Par ailleurs, l'équipe toulousaine cherche à faire évoluer le fonctionnement du réseau. Parmi ses projets notamment, le développement du coparrainage : il s'agirait de faire bénéficier un jeune en très grande difficulté de deux accompagnements complémentaires, l'un assuré par un parrain spécialisé sur un domaine professionnel précis et l'autre portant davantage sur les difficultés sociales.

Reste toutefois à faire vivre financièrement le réseau de parrainage. A cette fin, la mission locale dispose d'un budget annuel de 46 000 € provenant des crédits de la politique de la ville (municipalité, Etat) et, au titre de la lutte contre les discriminations, de ceux de l'Agence de la cohésion sociale et de l'égalité des chances. Une somme toutefois insuffisante pour payer les salaires de l'animatrice du réseau, de la secrétaire pour la saisie informatique, ainsi que tous les frais afférents. Les fonds propres de la mission locale sont donc mis à contribution, ce qui fragilise le dispositif.

Toutefois, la principale difficulté, selon Laurent Campourcy, tient au fait que les financeurs évaluent l'action de parrainage uniquement à travers le nombre de CDD ou de CDI signés. « Des résultats chiffrés qui passent sous silence une partie de notre activité, s'insurge ce responsable. Toute la logique de construction de parcours, qui peut prendre du temps et passe aussi par la résolution des problèmes de santé et de logement, est gommée au profit du seul impératif d'accès à l'emploi. » Ce qui en dit long sur la contradiction entre la volonté des pouvoirs publics de promouvoir le parrainage... et les normes gestionnaires et comptables imposées par leurs services.

Une charte régionale du parrainage

En Midi-Pyrénées, les réseaux de parrainage initiés par les missions locales ou des associations s'appuient sur la charte régionale du parrainage vers l'emploi.
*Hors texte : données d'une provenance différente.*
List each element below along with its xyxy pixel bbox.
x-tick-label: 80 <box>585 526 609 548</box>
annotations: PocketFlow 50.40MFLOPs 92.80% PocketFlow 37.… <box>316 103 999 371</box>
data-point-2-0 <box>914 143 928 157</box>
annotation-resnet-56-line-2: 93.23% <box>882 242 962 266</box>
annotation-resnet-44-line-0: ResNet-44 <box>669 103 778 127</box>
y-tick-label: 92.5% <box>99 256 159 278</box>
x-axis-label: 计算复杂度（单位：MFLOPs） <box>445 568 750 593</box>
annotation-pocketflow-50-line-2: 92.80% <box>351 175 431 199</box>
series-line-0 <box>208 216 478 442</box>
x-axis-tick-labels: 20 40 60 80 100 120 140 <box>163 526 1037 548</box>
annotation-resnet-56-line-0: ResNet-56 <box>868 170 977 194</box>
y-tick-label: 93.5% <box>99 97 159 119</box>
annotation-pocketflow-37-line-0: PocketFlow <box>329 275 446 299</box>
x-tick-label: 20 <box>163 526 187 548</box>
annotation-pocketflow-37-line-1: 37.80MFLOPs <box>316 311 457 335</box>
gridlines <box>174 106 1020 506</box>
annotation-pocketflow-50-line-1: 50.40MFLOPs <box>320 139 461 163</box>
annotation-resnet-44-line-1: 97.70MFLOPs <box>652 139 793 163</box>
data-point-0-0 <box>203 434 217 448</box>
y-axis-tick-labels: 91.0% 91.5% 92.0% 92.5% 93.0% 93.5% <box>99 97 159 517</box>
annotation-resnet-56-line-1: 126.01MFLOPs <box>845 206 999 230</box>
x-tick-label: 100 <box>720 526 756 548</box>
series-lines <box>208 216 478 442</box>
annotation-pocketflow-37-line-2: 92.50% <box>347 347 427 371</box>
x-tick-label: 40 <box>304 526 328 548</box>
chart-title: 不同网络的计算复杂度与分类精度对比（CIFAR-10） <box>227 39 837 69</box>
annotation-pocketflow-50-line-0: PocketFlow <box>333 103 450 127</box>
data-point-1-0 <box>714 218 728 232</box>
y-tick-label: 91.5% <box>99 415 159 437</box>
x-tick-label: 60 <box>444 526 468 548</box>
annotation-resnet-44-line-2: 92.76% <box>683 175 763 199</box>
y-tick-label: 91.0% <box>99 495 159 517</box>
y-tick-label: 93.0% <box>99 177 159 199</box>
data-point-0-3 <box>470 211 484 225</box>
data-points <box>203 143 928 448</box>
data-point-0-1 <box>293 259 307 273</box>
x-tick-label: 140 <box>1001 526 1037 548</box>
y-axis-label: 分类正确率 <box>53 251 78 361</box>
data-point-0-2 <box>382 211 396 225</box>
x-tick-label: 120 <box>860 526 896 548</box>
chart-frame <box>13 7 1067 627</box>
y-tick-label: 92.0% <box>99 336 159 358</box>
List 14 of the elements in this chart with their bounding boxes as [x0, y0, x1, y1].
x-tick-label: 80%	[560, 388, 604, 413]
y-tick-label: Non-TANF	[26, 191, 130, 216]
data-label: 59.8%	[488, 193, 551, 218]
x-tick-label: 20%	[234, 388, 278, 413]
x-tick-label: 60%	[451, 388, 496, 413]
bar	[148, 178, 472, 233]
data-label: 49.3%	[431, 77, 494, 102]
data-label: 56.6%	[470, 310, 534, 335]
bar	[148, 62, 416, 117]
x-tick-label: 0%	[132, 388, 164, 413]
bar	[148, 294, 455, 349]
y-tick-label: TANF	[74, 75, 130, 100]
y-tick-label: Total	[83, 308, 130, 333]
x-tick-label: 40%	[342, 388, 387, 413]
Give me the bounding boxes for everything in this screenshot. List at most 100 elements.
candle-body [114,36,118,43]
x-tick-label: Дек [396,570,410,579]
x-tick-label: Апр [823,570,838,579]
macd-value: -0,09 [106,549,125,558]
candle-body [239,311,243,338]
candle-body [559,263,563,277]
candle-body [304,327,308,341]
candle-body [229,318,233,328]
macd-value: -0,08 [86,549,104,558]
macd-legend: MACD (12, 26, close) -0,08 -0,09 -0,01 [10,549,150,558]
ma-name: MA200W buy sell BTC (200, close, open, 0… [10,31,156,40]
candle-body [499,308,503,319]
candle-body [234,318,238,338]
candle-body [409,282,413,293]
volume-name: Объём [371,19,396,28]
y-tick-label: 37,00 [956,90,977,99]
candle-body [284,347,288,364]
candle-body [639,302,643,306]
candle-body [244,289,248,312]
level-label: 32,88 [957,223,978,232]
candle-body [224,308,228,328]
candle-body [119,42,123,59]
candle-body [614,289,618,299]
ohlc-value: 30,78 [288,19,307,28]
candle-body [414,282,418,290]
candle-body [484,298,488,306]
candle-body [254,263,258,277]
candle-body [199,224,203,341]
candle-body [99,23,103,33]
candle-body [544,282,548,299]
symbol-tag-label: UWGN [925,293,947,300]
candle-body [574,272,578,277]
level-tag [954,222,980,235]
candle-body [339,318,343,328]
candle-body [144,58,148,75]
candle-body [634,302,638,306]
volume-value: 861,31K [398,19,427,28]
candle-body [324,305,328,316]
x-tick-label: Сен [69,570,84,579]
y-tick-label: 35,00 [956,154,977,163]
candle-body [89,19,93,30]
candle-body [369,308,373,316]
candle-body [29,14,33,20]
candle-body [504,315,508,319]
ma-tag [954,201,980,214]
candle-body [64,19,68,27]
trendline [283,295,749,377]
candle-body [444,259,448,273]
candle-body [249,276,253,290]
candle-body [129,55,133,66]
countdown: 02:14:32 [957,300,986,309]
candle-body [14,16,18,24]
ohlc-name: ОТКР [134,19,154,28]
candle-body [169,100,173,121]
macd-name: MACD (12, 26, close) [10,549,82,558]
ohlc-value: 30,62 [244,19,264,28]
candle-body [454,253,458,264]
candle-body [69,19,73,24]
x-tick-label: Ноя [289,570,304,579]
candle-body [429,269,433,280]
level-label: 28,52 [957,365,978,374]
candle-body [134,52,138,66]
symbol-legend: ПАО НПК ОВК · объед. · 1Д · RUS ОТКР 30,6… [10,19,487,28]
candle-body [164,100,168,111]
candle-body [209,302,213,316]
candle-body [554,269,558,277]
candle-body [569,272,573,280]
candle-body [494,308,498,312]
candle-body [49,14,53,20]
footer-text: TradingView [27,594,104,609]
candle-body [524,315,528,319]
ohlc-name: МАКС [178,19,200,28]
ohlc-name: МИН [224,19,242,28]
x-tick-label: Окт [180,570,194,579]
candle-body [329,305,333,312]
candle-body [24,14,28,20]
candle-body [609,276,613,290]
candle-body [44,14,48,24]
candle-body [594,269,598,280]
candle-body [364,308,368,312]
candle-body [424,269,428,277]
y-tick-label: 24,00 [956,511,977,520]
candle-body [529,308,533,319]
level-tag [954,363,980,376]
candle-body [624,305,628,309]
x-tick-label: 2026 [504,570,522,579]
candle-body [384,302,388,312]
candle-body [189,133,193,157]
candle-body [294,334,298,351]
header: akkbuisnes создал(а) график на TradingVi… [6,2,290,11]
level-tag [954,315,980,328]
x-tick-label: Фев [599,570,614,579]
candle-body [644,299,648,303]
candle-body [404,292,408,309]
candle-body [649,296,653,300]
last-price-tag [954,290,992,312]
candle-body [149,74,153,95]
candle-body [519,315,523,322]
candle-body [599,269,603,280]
Signée le 15 juillet 2001, notamment par l'Etat, le conseil régional et l'Association régionale des missions locales, elle définit les obligations des parrains dans leurs relations avec les usagers : règles de confidentialité, respect de la vie privée...

Notes

(1) Mission locale de Toulouse : 55, boulevard de l'Embouchure - 31200 Toulouse - Tél. 05 62 73 38 80.

(2) Selon ce texte, le parrainage « a pour objet de faire accompagner des personnes rencontrant des difficultés d'accès à l'emploi, dépourvues de réseau de relations avec les milieux professionnels, par des actifs, des retraités, des élus locaux et des responsables intervenant de façon bénévole » - Voir ASH n° 2408 du 20-05-05, p. 9.

(3) 351 jeunes (soit un peu plus de 4 % du public reçu) ont été accompagnés en 2006 par les parrains.